Alors que le secteur réclame un régime fiscal propre à sa dimension artistique, la loi travail risque de mettre à mal la spécificité des métiers d'art. La loi travail vise à réduire le nombre de branches d'activités de 700 à une centaine en dix ans. Les artisans d’art dont 99 % sont des TPE, représentant 8 milliards de chiffre d’affaires, redoutent d’être aspirés au sein de grandes fédérations industrielles.

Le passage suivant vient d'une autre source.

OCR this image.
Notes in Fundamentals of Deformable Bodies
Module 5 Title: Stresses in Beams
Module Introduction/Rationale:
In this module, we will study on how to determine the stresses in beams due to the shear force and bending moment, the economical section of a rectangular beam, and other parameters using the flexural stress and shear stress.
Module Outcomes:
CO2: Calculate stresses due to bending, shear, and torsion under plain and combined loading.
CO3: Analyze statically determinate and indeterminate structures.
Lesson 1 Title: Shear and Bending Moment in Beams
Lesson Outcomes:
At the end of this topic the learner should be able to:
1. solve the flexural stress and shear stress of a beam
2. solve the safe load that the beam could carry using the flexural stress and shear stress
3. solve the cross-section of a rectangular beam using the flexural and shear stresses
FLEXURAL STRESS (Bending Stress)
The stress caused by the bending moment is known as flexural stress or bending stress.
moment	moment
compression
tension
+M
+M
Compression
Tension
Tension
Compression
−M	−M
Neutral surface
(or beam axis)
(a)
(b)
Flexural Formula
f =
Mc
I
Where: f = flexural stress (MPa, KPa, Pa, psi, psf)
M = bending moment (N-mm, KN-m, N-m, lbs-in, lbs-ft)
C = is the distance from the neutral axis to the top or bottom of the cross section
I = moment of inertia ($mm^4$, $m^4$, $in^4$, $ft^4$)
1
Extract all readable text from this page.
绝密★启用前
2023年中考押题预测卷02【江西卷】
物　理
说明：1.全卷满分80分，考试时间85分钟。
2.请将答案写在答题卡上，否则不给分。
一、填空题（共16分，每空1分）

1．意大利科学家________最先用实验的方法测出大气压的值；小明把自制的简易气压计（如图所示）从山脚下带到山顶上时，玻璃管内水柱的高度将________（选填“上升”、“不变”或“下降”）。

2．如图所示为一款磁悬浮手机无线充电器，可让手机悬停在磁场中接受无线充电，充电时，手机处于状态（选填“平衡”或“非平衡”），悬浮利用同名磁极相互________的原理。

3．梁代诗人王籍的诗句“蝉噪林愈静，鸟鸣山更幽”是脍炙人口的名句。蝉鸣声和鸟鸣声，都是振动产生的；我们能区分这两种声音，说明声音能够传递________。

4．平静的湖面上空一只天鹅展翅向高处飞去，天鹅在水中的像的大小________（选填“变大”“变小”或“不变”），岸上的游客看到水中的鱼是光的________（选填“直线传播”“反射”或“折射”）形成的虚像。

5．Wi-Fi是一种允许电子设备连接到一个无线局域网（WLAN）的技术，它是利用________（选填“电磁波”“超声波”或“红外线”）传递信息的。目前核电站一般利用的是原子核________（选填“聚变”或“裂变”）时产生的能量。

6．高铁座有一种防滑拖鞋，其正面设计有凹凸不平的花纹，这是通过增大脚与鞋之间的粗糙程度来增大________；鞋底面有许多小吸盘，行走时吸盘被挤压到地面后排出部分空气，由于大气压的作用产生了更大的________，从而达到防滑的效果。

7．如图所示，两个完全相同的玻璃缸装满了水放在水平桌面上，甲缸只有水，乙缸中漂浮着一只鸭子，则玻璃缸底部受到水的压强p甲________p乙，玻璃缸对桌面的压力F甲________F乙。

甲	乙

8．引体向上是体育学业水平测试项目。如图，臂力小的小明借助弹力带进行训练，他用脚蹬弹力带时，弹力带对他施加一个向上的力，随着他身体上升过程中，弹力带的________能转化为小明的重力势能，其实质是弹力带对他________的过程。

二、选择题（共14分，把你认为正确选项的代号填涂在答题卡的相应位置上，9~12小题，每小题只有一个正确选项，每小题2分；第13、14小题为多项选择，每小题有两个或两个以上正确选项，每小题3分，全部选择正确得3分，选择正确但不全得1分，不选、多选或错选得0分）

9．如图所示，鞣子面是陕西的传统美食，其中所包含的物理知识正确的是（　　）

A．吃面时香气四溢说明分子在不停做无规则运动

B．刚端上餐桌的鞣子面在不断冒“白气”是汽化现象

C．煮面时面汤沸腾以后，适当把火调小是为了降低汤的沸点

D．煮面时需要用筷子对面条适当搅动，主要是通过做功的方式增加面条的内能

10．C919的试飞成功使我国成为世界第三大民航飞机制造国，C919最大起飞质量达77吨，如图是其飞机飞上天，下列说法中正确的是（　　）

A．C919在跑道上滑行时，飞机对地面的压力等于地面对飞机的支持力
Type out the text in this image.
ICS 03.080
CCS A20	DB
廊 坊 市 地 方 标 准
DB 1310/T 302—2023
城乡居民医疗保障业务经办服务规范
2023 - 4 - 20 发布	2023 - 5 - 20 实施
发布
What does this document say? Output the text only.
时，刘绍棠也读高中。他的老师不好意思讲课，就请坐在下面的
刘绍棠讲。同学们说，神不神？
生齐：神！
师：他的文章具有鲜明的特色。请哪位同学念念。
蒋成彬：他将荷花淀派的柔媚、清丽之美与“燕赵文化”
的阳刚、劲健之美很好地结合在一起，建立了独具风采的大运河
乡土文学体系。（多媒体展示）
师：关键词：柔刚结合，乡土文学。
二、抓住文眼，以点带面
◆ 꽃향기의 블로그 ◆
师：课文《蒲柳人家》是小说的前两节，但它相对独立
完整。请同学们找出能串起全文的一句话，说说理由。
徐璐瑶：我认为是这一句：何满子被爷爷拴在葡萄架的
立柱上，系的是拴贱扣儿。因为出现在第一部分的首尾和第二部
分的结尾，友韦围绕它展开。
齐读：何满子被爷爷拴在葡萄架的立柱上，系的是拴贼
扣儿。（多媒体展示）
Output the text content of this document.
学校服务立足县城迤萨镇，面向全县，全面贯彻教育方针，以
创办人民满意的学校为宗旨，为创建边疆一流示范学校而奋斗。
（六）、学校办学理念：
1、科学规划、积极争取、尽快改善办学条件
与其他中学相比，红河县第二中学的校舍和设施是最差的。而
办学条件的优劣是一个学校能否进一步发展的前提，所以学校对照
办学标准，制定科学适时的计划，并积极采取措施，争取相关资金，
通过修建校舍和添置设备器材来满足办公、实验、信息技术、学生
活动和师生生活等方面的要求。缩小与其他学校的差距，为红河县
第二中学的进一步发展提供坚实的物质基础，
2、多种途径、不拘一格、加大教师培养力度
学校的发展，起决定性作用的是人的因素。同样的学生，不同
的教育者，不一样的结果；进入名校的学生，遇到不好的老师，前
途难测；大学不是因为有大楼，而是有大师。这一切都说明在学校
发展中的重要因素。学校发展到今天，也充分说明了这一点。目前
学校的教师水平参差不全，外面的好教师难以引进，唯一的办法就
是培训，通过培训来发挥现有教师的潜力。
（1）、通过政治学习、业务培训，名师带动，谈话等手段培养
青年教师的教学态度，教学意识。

L'UNMA, Union Nationale des métiers d'art lance une pétition pour défendre son secteur. Un secteur qui avait pourtant bénéficié de la création d'une section propre au sein du répertoire des métiers en 2015. 

 

L’Union nationale des métiers d’art  prône le regroupement des métiers d’art dans une branche professionnelle unique et lance une pétition

L'UNMA a lancé une pétition disposnible sur leur site Web pour contrecarer le projet de l'Etat et afin de défendre la création d'une branche professionnelle spécifique aux métiers d'art. Cette dernière sera envoyée à la ministre du Travail Muriel Pénicaud. Ci-après le message de l'UNMA :

« L’État veut réduire le nombre de branches professionnelles. Or la structuration actuelle des métiers d’art en de multiples filières va à l’encontre de la loi de 2014 qui reconnaît l’unité et la cohérence du secteur. Construisons le secteur des métiers d’art en créant une branche professionnelle spécifique, afin de mener une politique de développement adaptée à notre modèle économique et aux enjeux des métiers d’art : la transmission des savoir-faire et l’avenir de nos entreprises sont en jeu ! Signez cette pétition qui sera envoyée à la ministre du Travail. Plus nous serons nombreux à signer, à partager, plus notre demande sera entendue ! »

 

La création d'une branche spécifique permettrait :

  • d'avoir accès à une meilleure formation. 84 % des artisans d'art ont plus de 40 ans et l'apprentissage ne concerne que 5 % des ateliers. Soit un risque élevé de voir disparaître un grand nombre de métiers aux savoirs-faire d'exeption.  Par exemple, les formations de passementerie, de feutrier, de tourneur sur bois, de marqueteur ou d'ornemaniste ont déjà disparu.
  • de négocier une TVA réduite à 5,5 % dont bénéficient les artistes.

 

« Notre spécificité c'est la création, nos pièces uniques visent toutes le marché haut de gamme là où les industriels ont des enjeux de marque »,  Aude Tahon, présidente de l'Union nationale des métiers d'art (Unma)

 

Les branches professionnelles possédant moins de 5 000 salariés les premières impactées 

Les premiers regroupements de convention collective ont déjà été lancés. Les artisans d'art sont déjà concernés. Par exemple : 

  • La Convention collective nationale des industries de la mode et de la chapellerie est désormais rattachée à la Convention collective nationale des industries de l'habillement.
  • La Convention collective des tisseurs à domicile rubanier de la région de Saint-Etienne et la Convention collective régionale des tresses rigides et élastiques de la région de Saint-Chamond et du Puy et Yssingeaux sont désormais rattachée à la Convention collective nationale de l'industrie textile.
  • La Convention collective locales des industries du peigne de la Vallée de l'Hers et du Touyre ​est désormais rattachée à la Convention collective nationale de la bijouterie, joaillerie, orfèvrerie et des activités qui s'y rattachent.

 

Les métiers d'art : filière économique à part entière depuis 2015

En mai 2015, les métiers d’art sont devenus une filière économique à part entière. Un arrêté fixa la liste des 244 métiers qui la compose.  C'en est suivi la création d'une section spécifique aux métiers d'art au sein du répertoire des métiers. En 2016, une nouvelle liste, modifiant celle de la loi Dutreil de 2003, a élgargi ensuite le champ des métiers d'art à 281 activités.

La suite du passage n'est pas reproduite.